DUBLIN, Ireland - The booming Irish €6.3billion tourism industry delivered 5,000 much-needed jobs this year, figures revealed today.
Overseas visitors grew by 9% to 7.3 million – the highest number since 2008 – and they spent more than €3.5 billion in Ireland in 2014.
Irish Tourist Industry Confederation chairman Paul Carty said: “Tourism has amply demonstrated its resilience having weathered several difficult years.
“And it has proven its ability as an important indigenous export sector to deliver growth.
“Tourism businesses are estimated to employ in excess of 200,000 with 5,000 having been added in the past year and the prospect of a further 8,000 jobs being created in 2015.”
It seems the only way is up as industry experts have predicted an extra 400,000 people will visit these shores in the course of 2015.
But it’s not just tourists fuelling our economy as Irish consumers spent €1.5billion this year.
This was 6% more than in 2013 while our neighbours up North also splashed €300million on visits over the border.
With the number of tourists visiting Ireland from abroad rocketing, all four top market areas recorded growth.
There was a welcome 8% boost in holidaymakers, those coming to visit friends and relatives grew by 14% and business visits were also up 4% on last year.
However, it was traffic from the US, Germany, France and Canada which gave the Irish economy the biggest leg-up.
Chief executive Eamonn McKeon added: “It’s hard to imagine a more favourable set of circumstances for tourism – an improved economy in most source markets fuelling a strong demand for travel, increased capacity on air and sea services to Ireland, falling fuel prices and a stronger US dollar and pound sterling, coupled with the good value for money to be had in Ireland.

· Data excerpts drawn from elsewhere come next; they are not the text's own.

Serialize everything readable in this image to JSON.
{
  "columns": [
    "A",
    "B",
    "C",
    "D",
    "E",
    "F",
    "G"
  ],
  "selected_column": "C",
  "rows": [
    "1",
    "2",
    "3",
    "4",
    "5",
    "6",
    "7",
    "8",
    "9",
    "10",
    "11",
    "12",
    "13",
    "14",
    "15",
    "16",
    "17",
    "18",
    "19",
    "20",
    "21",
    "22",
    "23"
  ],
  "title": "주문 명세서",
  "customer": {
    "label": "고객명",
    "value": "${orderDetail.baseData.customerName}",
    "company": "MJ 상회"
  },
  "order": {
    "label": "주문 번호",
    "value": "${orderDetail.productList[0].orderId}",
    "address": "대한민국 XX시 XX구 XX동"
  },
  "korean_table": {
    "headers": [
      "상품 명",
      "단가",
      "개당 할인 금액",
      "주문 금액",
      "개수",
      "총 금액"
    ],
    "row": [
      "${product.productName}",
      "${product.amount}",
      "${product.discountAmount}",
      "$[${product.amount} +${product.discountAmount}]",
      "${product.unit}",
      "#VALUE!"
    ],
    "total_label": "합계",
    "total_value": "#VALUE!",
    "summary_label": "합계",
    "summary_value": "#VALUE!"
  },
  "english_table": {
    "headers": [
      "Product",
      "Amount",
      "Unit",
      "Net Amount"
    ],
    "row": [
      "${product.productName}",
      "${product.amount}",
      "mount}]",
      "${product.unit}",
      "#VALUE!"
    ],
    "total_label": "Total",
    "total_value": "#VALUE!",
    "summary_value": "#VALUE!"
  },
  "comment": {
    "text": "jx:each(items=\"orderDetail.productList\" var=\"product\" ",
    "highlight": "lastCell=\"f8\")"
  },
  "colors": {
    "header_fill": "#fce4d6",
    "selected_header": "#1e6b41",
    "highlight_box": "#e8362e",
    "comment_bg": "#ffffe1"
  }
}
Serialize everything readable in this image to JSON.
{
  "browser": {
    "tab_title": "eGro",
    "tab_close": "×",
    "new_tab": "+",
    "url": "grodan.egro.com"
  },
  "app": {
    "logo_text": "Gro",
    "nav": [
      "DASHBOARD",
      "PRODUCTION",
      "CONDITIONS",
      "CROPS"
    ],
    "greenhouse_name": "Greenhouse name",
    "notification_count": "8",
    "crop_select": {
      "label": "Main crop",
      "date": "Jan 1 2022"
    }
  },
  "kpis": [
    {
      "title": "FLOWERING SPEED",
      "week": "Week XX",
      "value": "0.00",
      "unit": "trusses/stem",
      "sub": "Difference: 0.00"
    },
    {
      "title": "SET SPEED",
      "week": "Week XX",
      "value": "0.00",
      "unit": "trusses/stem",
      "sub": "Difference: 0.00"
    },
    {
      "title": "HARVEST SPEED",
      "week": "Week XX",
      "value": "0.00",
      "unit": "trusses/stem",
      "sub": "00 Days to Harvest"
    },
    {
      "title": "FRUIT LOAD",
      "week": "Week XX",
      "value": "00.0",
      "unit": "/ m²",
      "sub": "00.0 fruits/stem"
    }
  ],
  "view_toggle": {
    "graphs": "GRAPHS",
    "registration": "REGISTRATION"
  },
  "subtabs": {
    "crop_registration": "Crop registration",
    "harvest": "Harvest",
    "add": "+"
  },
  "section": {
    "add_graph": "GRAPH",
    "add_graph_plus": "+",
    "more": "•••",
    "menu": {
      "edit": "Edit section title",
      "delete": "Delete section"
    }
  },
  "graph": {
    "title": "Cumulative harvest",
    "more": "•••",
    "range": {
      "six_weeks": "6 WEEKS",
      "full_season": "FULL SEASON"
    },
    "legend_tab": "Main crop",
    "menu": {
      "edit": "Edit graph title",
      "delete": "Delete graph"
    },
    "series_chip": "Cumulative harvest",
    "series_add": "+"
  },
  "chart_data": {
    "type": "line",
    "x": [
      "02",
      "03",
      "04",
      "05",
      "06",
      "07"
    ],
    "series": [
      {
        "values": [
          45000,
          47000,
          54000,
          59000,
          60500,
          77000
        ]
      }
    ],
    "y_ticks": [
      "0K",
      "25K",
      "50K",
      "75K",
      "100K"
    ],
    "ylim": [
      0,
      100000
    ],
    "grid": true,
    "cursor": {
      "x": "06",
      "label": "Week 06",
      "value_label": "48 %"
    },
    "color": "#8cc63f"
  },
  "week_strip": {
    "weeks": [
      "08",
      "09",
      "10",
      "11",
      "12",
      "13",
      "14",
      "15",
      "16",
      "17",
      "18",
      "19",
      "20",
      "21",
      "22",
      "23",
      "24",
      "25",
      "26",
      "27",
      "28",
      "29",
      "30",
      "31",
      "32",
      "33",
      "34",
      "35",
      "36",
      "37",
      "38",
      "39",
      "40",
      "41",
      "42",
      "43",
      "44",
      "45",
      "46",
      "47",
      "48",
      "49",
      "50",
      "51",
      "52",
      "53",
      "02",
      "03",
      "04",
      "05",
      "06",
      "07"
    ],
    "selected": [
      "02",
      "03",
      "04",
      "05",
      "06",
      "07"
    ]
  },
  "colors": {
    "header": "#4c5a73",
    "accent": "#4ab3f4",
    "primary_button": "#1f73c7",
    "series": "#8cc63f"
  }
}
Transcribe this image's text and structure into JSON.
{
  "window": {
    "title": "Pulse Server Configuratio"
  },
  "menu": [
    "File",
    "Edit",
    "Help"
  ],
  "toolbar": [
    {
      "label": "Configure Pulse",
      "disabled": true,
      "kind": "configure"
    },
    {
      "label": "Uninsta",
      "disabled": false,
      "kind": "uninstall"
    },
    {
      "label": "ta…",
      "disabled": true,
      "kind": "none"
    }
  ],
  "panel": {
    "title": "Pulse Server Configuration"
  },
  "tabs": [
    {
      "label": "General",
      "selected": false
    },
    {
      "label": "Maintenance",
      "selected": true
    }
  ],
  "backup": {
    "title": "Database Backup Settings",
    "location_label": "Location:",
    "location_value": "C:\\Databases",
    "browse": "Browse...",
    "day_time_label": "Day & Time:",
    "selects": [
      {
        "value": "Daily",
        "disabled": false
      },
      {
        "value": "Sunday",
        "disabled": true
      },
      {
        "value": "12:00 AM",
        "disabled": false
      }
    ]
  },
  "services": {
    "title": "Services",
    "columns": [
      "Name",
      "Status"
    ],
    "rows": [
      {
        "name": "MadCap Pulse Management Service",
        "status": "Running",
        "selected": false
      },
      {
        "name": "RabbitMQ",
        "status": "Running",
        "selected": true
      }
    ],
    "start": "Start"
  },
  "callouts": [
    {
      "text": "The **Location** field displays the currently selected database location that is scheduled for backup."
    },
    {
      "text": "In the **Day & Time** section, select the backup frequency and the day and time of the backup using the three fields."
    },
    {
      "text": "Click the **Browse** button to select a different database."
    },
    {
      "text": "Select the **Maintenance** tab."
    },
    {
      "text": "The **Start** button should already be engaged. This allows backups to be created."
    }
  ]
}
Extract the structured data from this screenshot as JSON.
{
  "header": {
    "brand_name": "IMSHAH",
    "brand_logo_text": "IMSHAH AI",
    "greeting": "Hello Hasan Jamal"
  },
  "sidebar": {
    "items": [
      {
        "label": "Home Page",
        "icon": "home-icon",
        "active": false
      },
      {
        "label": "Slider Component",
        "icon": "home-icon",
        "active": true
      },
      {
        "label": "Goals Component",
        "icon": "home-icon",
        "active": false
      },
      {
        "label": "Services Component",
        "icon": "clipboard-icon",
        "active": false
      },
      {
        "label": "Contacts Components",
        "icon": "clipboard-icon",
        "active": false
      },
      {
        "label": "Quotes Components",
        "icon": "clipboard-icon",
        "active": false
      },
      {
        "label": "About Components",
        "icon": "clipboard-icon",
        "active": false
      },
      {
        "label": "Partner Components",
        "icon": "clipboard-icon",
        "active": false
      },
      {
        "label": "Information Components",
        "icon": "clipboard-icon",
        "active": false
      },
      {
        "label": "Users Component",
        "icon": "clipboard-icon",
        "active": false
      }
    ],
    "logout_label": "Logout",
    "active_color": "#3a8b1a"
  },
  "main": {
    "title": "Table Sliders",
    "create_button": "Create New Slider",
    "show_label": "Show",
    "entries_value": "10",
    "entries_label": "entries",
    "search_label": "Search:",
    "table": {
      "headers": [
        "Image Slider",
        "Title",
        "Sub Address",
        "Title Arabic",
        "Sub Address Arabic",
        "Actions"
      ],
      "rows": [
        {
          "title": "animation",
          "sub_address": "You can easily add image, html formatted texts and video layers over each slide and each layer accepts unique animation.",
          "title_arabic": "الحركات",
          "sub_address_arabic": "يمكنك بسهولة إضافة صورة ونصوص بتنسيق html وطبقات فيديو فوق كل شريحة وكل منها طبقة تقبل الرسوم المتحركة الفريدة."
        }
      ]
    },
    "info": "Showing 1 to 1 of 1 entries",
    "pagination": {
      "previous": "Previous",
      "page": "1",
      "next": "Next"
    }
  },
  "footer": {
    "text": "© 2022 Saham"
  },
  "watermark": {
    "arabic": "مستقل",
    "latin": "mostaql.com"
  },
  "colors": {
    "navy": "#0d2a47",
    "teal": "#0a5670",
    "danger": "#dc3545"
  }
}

“That was the story in 2014 which led to a marked recovery for the sector which had been challenged for much of the past five years.”
Irish air and sea carriers benefitted hugely from the tourism boom with an extra€1billion from visitors in 2014.
The launch of the spectacular Wild Atlantic Way has also been hailed as one of the greatest new attractions.
The Government’s decision to maintain the 9% VAT rate on tourism services and the suspension of the Air Travel Tax have also boosted our competitiveness.
And the domestic market is expected to see bigger demand in staycations as personal finances improve.
Apart from the recession, the industry suffered due to the rising business costs and up to 50,000 jobs were lost.
But even though business is booming, the ITIC insisted we need a five-year, €250million investment programme of to ensure growth is sustainable.